Is it a cow's-milk allergy?

Q: We think our newborn could be allergic to cow’s-milk formula. What are the signs?

A: Milk-protein allergy is a condition that develops in the first year of life. The most common form is an allergy specifically to the protein in cows’ milk. 

Symptoms — rashes, stomach upset/discomfort, vomiting and/or diarrhea — can appear within a few minutes of eating the protein, but they can also be present a few hours after consumption. 

Another symptom can be the presence of blood in the stool. Less commonly it can affect the respiratory system, causing chronic nasal stuffiness, constant runny nose, cough and wheezing. 

At the severe end of the spectrum, milk-protein allergy can cause allergic symptoms similar to those commonly associated with a severe peanut allergy, such as difficulty breathing, severe hives, swelling of the head, neck, mouth or throat areas and/or bloody diarrhea. 

If any of those symptoms occur, you should take your child immediately to the emergency room or call 911. 

Treatment for milk-protein allergy calls for removing the protein from the diet completely. 

For breastfed infants, this often means that the breastfeeding mother needs to eliminate dairy (cows’ milk) from her diet. 

For formula-fed infants, this means switching to a non-dairy based formula. 

Be aware that a high percentage of infants are sensitive to both cows’ milk proteins and soymilk proteins. For more detailed treatment recommendations, discuss your concerns with your pediatrician. 

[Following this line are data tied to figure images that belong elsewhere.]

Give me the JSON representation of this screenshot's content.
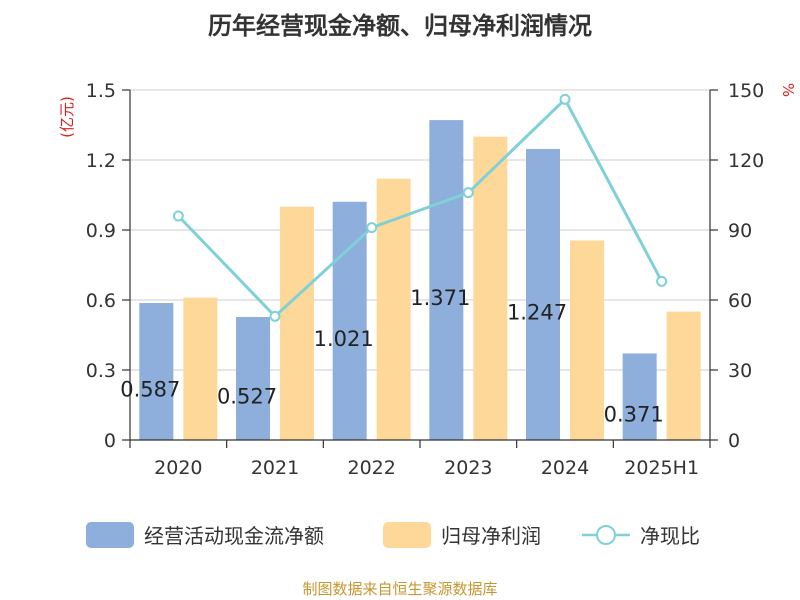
{
  "title": "历年经营现金净额、归母净利润情况",
  "source": "制图数据来自恒生聚源数据库",
  "chart_data": {
    "type": "bar",
    "title": "历年经营现金净额、归母净利润情况",
    "categories": [
      "2020",
      "2021",
      "2022",
      "2023",
      "2024",
      "2025H1"
    ],
    "y_left": {
      "unit": "(亿元)",
      "ylim": [
        0,
        1.5
      ],
      "ticks": [
        "0",
        "0.3",
        "0.6",
        "0.9",
        "1.2",
        "1.5"
      ],
      "tick_values": [
        0,
        0.3,
        0.6,
        0.9,
        1.2,
        1.5
      ]
    },
    "y_right": {
      "unit": "%",
      "ylim": [
        0,
        150
      ],
      "ticks": [
        "0",
        "30",
        "60",
        "90",
        "120",
        "150"
      ],
      "tick_values": [
        0,
        30,
        60,
        90,
        120,
        150
      ]
    },
    "series": [
      {
        "name": "经营活动现金流净额",
        "type": "bar",
        "axis": "left",
        "color": "#8eaedc",
        "values": [
          0.587,
          0.527,
          1.021,
          1.371,
          1.247,
          0.371
        ],
        "labels": [
          "0.587",
          "0.527",
          "1.021",
          "1.371",
          "1.247",
          "0.371"
        ]
      },
      {
        "name": "归母净利润",
        "type": "bar",
        "axis": "left",
        "color": "#fed898",
        "values": [
          0.61,
          1.0,
          1.12,
          1.3,
          0.855,
          0.55
        ]
      },
      {
        "name": "净现比",
        "type": "line",
        "axis": "right",
        "color": "#80d0d8",
        "values": [
          96,
          53,
          91,
          106,
          146,
          68
        ]
      }
    ],
    "grid": true,
    "legend_position": "bottom"
  }
}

Note: This condition shouldn’t be confused with lactose intolerance, which also typically involves dairy products (including cows’ milk). 

Lactose intolerance is a condition caused when a person doesn’t have enough of the lactase enzyme to break down or digest the sugar (lactose) in dairy products. 

Since the lactose can’t be properly digested, it then gets broken down by bacteria, which can cause gas, bloating, stomach cramps and diarrhea. 

This condition is quite uncommon in infants and younger children as people generally have higher levels of lactase in their systems in their early years.

Lactase levels, however, can decline over time, so it’s quite common to develop lactose intolerance later in life.